López Hernández souligne que ce congrès suspendu aurait été le premier dirigé par Díaz-Canel en tant que secrétaire général, et il le décrit sans ambages : "Une figure ayant l'apparence du pouvoir, mais avec un énorme essoufflement politique qui, malgré son insistance à dire qu'il est accepté par le peuple, se profile comme un bouc émissaire dans les négociations avec les États-Unis ou dans un processus d'ouverture hypothétique."
La auteure compare le PCC au Parti Communiste de l'Union Soviétique et au Parti Communiste de Chine pour démontrer que le cubain est le moins institutionnalisé et avec le moins de pouvoir de décision des trois. Alors que le chinois fonctionne comme un véritable mécanisme de gouvernance avec des congrès tous les cinq ans qui annoncent des changements stratégiques vérifiables, le PCC affiche une faible institutionnalisation, une fusion totale entre parti, État et leadership, ainsi qu'une incapacité à s'autoréformer. Ses congrès, affirme-t-elle, "sont rarement célébrés en période de crise et ne génèrent jamais de transformations tactiques, ils confirment à peine ce qui est inévitable".

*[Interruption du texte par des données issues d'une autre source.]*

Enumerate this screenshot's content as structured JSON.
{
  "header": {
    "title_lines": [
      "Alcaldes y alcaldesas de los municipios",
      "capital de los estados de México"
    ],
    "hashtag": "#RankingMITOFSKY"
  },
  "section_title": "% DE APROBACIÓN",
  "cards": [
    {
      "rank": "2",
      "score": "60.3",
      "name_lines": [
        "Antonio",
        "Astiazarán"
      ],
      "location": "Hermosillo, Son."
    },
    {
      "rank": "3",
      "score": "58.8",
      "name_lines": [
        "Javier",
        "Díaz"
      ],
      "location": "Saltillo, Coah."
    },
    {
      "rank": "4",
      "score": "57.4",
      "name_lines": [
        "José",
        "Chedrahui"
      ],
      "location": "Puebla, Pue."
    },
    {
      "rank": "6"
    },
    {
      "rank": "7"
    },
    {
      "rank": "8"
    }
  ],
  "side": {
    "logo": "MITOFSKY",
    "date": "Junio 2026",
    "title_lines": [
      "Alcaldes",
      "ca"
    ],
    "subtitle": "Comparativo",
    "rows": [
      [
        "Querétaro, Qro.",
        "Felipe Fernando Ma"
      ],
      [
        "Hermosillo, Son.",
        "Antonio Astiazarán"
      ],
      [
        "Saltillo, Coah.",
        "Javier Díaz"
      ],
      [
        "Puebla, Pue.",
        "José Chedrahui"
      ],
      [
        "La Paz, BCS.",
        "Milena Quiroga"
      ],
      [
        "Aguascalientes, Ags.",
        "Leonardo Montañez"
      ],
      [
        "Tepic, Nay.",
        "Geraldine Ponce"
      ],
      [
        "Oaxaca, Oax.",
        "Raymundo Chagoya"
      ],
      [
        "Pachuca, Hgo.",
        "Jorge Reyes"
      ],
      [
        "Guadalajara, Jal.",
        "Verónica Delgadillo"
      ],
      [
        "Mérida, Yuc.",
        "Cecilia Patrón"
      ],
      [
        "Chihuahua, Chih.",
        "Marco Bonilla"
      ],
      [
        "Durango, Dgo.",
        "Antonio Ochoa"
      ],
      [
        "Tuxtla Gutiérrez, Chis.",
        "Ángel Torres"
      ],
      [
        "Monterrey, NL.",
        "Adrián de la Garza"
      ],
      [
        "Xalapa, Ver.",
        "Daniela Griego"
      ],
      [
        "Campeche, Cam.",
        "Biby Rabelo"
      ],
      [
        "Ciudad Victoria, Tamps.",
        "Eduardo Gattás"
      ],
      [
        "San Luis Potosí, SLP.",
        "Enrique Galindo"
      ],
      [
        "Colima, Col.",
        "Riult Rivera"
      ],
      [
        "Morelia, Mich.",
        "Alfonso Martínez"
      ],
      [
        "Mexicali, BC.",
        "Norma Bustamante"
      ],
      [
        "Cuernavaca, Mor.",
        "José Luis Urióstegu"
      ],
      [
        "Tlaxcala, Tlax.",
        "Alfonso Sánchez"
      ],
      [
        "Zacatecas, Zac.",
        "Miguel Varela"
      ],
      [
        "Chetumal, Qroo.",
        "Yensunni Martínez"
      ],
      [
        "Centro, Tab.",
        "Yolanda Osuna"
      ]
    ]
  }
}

Pour étayer cette thèse, López passe en revue l'histoire des huit congrès tenus depuis 1975. Le premier a été reporté de 1970 à 1975 malgré l'échec coûteux de la Zafra des Dix Millions. Entre 1997 et 2011, quatorze ans se sont écoulés sans aucun congrès pendant que des décisions stratégiques d'une grande ampleur étaient prises : l'ancrage au Venezuela en tant que nouveau pays soutien, le démantèlement de l'industrie sucrière en 2002 et la purge de figures proches de Fidel Castro par son frère Raúl en 2009, entre autres.
Le 8e Congrès de 2021, tenu en pleine pandémie, n’a pas servi à débattre des solutions, mais à transférer formellement le pouvoir à Díaz-Canel, anticipant l'explosion sociale du 11 juillet. L'historienne révèle également que les délégués avaient précédemment examiné une "Étude du climat sociopolitique de la société cubaine" qui n’a jamais été rendue publique.
López est tout aussi affirmatif en évaluant les réformes économiques du régime. Ni la "Rectification des erreurs" de Fidel Castro ni la "Mise à jour du modèle économique" de Raúl n'ont eu le congrès comme noyau de véritables débats. "Le PCC ne peut pas réformer le système car il n'a pas de mécanismes internes pour traiter les conflits", écrit-il, "et ses congrès ne sont pas des espaces de décision réelle, ni ne structurent le pouvoir ni ne corrigent les déviations. Contrairement aux partis communistes classiques, le PCC utilise les congrès pour formaliser des décisions déjà prises par l'élite au pouvoir".
La Constitution cubaine de 2019 définit le PCC comme la "force dirigeante supérieure de la société et de l'État", mais López renverse cette définition avec une image dévastatrice : le parti et ses congrès "remplissent la même fonction que celle d'un ballon à air chaud : laisser le vent le déplacer".
La militante et historienne éminente, membre de l'Académie d'Histoire de l'île, a été expulsée de l'Union des Écrivains et Artistes de Cuba (UNEAC) en 2024 et a été systématiquement harcelée, agressée et soumise à des procédures judiciaires douteuses, pour des accusations telles que désobéissance et outrage.
Son article substantiel se termine par une affirmation qui résume l'argumentation : "Le véritable ordre constitutionnel à Cuba n'a jamais reposé sur les décisions du parti unique, mais sur celles prises par un groupe de pouvoir mafieux camouflé derrière cette institution", et ajoute que ces mêmes acteurs "manquent non seulement d'autorité politique, mais aussi de la plus élémentaire force morale pour accuser quiconque de violer un ordre qu'ils ont eux-mêmes dénaturé".
Sous des coupures de courant constantes de 20 heures et plus, avec une pénurie chronique et une inflation incontrôlée, ce qui entraîne un exode massif de citoyens, la population cubaine fait face à la crise multidimensionnelle la plus sévère des dernières décennies. Le régime — prétendument dirigé par ce PCC auto-proclamé "force supérieure" — se concentre sur la propagande, le contrôle politique et la répression, tandis que la vie quotidienne des citoyens devient un calvaire.